It is true that Eric Djemba-Djemba and Kleberson came and went, though those two acquisitions looked more like crafty attempts to prolong Keane's playing career than serious moves to replace him. So did turning Alan Smith into a defensive midfielder. It is as if United were afraid of upstaging their captain. Ferguson has frequently complained there are no more Roy Keanes out there, which in a strict sense is true, but in a world that contains Frank Lampard, Steven Gerrard, Michael Ballack, Michael Essien, Thomas Gravesen and Patrick Vieira the biggest club in the universe does not seem to have been searching high and low. United are currently monitoring Ballack, so they will be aware he is being steered in the direction of Real Madrid by Franz Beckenbauer, but even if Ferguson clinches his signature for next season it will be an odd sort of replacement given that Ballack is already 29.

THE SUNDAY TIMES - END OF THE AFFAIR

In the end, the exit happened with almost funereal solemnity. A meeting at Manchester United’s training ground between four men; Sir Alex Ferguson, United’s chairman David Gill, Roy Keane and his friend and adviser, Michael Kennedy. There wasn’t a word spoken in anger, not one raised voice during the last 30 minutes Keane would spend at Carrington.

Keane had sensed what was coming from two brief conversations two days before. Having recovered from injury and come through four training sessions, he expected to make his return for United’s reserves against West Bromwich Albion on Thursday. But the day before, one of the physios who works with the reserves told him he wasn’t in the team.

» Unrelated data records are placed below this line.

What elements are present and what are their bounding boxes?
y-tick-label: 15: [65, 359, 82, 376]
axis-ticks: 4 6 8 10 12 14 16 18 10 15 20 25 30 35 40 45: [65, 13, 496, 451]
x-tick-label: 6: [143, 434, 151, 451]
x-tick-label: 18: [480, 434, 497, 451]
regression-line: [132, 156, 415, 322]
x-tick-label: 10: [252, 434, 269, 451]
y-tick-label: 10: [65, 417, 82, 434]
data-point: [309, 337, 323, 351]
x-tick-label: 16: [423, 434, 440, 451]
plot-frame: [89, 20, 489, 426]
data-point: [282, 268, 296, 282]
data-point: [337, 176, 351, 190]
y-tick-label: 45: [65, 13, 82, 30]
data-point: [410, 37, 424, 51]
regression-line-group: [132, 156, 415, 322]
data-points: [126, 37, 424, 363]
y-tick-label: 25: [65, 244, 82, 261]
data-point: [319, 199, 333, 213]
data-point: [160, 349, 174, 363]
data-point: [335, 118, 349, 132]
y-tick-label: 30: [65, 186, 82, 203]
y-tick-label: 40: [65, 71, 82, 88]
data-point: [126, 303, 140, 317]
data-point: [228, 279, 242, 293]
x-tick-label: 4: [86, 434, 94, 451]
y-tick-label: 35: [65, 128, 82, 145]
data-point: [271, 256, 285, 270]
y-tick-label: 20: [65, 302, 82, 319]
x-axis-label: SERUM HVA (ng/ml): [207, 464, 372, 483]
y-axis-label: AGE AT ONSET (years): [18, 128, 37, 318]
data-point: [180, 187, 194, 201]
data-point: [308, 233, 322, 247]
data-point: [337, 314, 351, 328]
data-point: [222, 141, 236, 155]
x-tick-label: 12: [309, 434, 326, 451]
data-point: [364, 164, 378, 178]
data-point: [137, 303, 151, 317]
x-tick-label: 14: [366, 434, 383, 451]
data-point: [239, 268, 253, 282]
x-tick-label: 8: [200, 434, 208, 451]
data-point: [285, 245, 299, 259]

The rift would not have ended in separation if it hadn’t been for the censored MUTV interview of two weeks ago. So many mistakes were made: Keane was allowed to do the piece even though it was certain he would speak his mind. Then Gill and Ferguson agreed the interview should not be broadcast and made a small problem much greater.

From there it temporarily got better before it worsened again. Keane explained what he had said to his fellow players and they were okay about it. Ferguson took a different view, less conciliatory view than his players. He felt Keane should apologise to the players, a request that was never going to be agreed. Nothing better reflected the gulf that now existed between manager and player because Keane felt let down by Ferguson’s reaction to the MUTV controversy. Ferguson had publicly criticised Keane for saying things that should have remained inside the dressing room.

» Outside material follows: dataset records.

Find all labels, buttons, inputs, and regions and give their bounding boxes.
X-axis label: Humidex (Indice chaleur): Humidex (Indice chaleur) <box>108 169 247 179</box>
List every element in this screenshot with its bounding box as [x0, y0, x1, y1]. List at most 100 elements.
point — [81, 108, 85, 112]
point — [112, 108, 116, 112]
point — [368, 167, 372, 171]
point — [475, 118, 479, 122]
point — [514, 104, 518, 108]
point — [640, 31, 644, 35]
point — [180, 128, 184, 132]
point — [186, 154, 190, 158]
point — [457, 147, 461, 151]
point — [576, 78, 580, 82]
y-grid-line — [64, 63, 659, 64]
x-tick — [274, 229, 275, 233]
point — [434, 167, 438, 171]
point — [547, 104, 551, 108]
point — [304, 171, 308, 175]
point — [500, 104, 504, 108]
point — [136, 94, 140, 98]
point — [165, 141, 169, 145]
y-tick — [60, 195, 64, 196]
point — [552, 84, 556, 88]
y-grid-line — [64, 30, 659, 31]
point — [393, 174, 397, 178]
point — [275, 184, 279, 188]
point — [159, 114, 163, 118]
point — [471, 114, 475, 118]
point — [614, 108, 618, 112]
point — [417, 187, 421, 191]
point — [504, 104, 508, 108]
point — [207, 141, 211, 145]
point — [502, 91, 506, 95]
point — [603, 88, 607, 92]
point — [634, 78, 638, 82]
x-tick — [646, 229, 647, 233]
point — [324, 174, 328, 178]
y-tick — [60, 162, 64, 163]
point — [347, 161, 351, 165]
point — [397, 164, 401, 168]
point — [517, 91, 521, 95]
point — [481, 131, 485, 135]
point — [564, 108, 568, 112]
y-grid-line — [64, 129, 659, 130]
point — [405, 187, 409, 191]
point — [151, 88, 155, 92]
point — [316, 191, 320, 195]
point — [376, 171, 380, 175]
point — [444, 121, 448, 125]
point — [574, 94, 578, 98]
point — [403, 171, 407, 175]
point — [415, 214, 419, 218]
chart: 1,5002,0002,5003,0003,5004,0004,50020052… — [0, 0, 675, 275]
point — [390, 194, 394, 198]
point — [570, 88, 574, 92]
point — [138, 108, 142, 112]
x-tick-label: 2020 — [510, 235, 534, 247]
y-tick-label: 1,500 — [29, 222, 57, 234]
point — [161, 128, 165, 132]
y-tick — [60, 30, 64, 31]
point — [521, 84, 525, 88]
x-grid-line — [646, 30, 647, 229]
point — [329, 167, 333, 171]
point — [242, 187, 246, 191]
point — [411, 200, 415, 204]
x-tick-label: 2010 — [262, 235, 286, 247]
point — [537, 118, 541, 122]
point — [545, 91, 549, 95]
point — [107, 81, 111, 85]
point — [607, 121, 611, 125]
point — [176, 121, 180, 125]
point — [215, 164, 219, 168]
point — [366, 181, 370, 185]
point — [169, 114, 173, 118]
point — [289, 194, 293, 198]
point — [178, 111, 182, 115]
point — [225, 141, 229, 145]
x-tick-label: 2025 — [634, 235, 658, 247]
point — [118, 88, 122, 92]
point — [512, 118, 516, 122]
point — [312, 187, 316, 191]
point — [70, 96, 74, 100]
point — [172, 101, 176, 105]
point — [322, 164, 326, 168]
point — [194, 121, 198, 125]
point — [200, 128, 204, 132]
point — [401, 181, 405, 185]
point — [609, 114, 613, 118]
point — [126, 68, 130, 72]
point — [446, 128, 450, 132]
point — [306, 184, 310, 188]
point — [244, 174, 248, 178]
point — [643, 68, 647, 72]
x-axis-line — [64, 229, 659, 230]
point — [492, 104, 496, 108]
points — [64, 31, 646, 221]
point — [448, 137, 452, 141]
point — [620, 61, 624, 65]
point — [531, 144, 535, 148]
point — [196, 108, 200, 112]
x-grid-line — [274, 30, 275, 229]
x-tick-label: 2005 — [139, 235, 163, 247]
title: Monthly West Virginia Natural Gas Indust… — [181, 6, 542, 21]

Keane doesn’t do diplomacy and at the key Thursday morning meeting after the MUTV controversy, he couldn’t hold himself back when Queiroz spoke about the need for loyalty. From where Keane stood, Queiroz had left United for Real Madrid and had no right to lecture others on loyalty. That putting down of the assistant manager in front of the other players may well have been the final straw.

What is undisputable is that Keane saw the end coming. On the Thursday evening, two and a half weeks ago, the player rang Kennedy and said he felt the time had come for him to leave United. Kennedy tried to dissuade him, but Keane seemed adamant. He asked Kennedy to prepare a statement announcing his departure from the club. Kennedy agreed to prepare the statement on condition that Keane would sleep on it and confirm his attentions in the morning. There was no follow-up call in the morning and Kennedy believed another crisis had been averted. The reprieve would be shortlived.

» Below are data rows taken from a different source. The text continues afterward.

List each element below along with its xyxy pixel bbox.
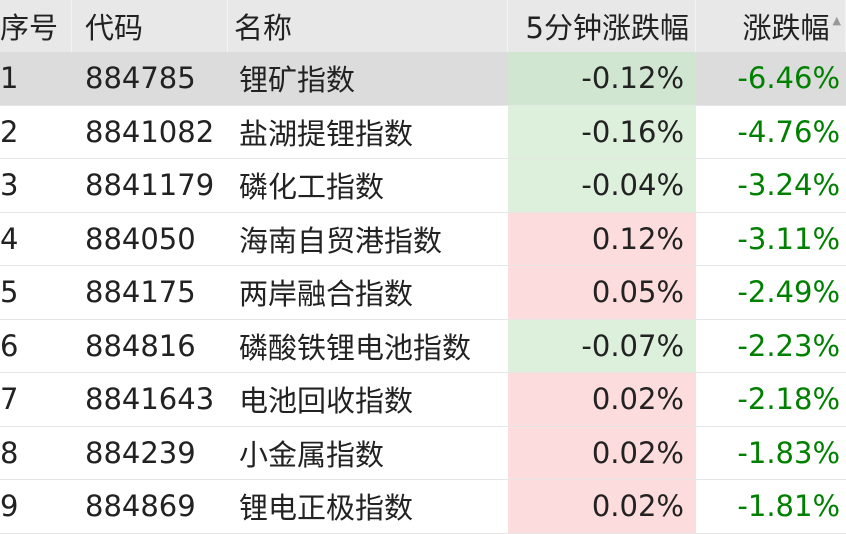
table-row[interactable]: 7 8841643 电池回收指数 0.02% -2.18% <box>0 373 846 427</box>
row-change-5min: 0.05% <box>508 266 696 320</box>
row-code: 8841082 <box>72 106 228 159</box>
row-change-5min: -0.16% <box>508 105 696 159</box>
row-name: 盐湖提锂指数 <box>228 106 508 159</box>
row-change: -1.83% <box>696 427 846 480</box>
row-index: 8 <box>0 427 72 480</box>
header-name[interactable]: 名称 <box>228 0 508 52</box>
row-index: 4 <box>0 213 72 266</box>
row-name: 锂矿指数 <box>228 52 508 106</box>
row-name: 小金属指数 <box>228 427 508 480</box>
row-change: -2.23% <box>696 320 846 373</box>
row-change: -6.46% <box>696 52 846 106</box>
row-code: 884785 <box>72 52 228 106</box>
row-index: 9 <box>0 480 72 534</box>
table-row[interactable]: 5 884175 两岸融合指数 0.05% -2.49% <box>0 266 846 320</box>
header-change-label: 涨跌幅 <box>742 11 830 45</box>
header-index[interactable]: 序号 <box>0 0 72 52</box>
row-index: 3 <box>0 159 72 213</box>
header-change[interactable]: 涨跌幅 ▲ <box>696 0 846 52</box>
row-name: 磷化工指数 <box>228 159 508 213</box>
header-change-5min[interactable]: 5分钟涨跌幅 <box>508 0 696 52</box>
row-code: 8841179 <box>72 159 228 213</box>
table-row[interactable]: 1 884785 锂矿指数 -0.12% -6.46% <box>0 52 846 106</box>
table-row[interactable]: 3 8841179 磷化工指数 -0.04% -3.24% <box>0 159 846 213</box>
row-code: 884050 <box>72 213 228 266</box>
row-change: -3.11% <box>696 213 846 266</box>
row-index: 7 <box>0 373 72 427</box>
row-change-5min: 0.02% <box>508 373 696 427</box>
row-change: -4.76% <box>696 106 846 159</box>
row-change-5min: -0.12% <box>508 52 696 106</box>
row-code: 884816 <box>72 320 228 373</box>
table-row[interactable]: 6 884816 磷酸铁锂电池指数 -0.07% -2.23% <box>0 319 846 373</box>
row-name: 海南自贸港指数 <box>228 213 508 266</box>
row-change-5min: -0.07% <box>508 319 696 373</box>
row-change: -3.24% <box>696 159 846 213</box>
row-code: 884175 <box>72 266 228 320</box>
table-row[interactable]: 2 8841082 盐湖提锂指数 -0.16% -4.76% <box>0 105 846 159</box>
row-change: -2.18% <box>696 373 846 427</box>
table-row[interactable]: 8 884239 小金属指数 0.02% -1.83% <box>0 426 846 480</box>
row-change: -1.81% <box>696 480 846 534</box>
row-change: -2.49% <box>696 266 846 320</box>
row-index: 5 <box>0 266 72 320</box>
row-name: 锂电正极指数 <box>228 480 508 534</box>
row-index: 2 <box>0 106 72 159</box>
row-name: 两岸融合指数 <box>228 266 508 320</box>
row-name: 磷酸铁锂电池指数 <box>228 320 508 373</box>
header-code[interactable]: 代码 <box>72 0 228 52</box>
row-code: 8841643 <box>72 373 228 427</box>
table-header: 序号 代码 名称 5分钟涨跌幅 涨跌幅 ▲ <box>0 0 846 52</box>
row-code: 884869 <box>72 480 228 534</box>
table-row[interactable]: 4 884050 海南自贸港指数 0.12% -3.11% <box>0 212 846 266</box>
row-change-5min: 0.02% <box>508 480 696 534</box>
row-change-5min: -0.04% <box>508 159 696 213</box>
row-code: 884239 <box>72 427 228 480</box>
row-name: 电池回收指数 <box>228 373 508 427</box>
table-row[interactable]: 9 884869 锂电正极指数 0.02% -1.81% <box>0 480 846 534</box>
row-change-5min: 0.12% <box>508 212 696 266</box>
row-change-5min: 0.02% <box>508 426 696 480</box>
row-index: 6 <box>0 320 72 373</box>
row-index: 1 <box>0 52 72 106</box>
sort-ascending-icon: ▲ <box>832 14 841 27</box>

They will remember Keane and they will miss him. There is a story told about the Monday after the Middlesbrough game, before Keane played the pundit on MUTV. It concerned a moment in the changing room at Carrington after Kieran Richardson told his teammates about ordering a Bentley Continental. Keane, it is said, heard the young player talk of his new car and related it to the 4-1 thrashing suffered by the team at the Riverside two days before. He then gave his teammate a severe dressing-down. Richardson, it is said, later cancelled his order for the new car.

Whether Richardson did or did not act on Keane’s stridently delivered advice, it is certain the former captain yielded enormous influence on his teammates. Now Keane is looking for a new club. He lost his last battle at the club, beaten by the man with the ultimate power. But if this turns out to be Ferguson’s last victory, it shall be no victory at all.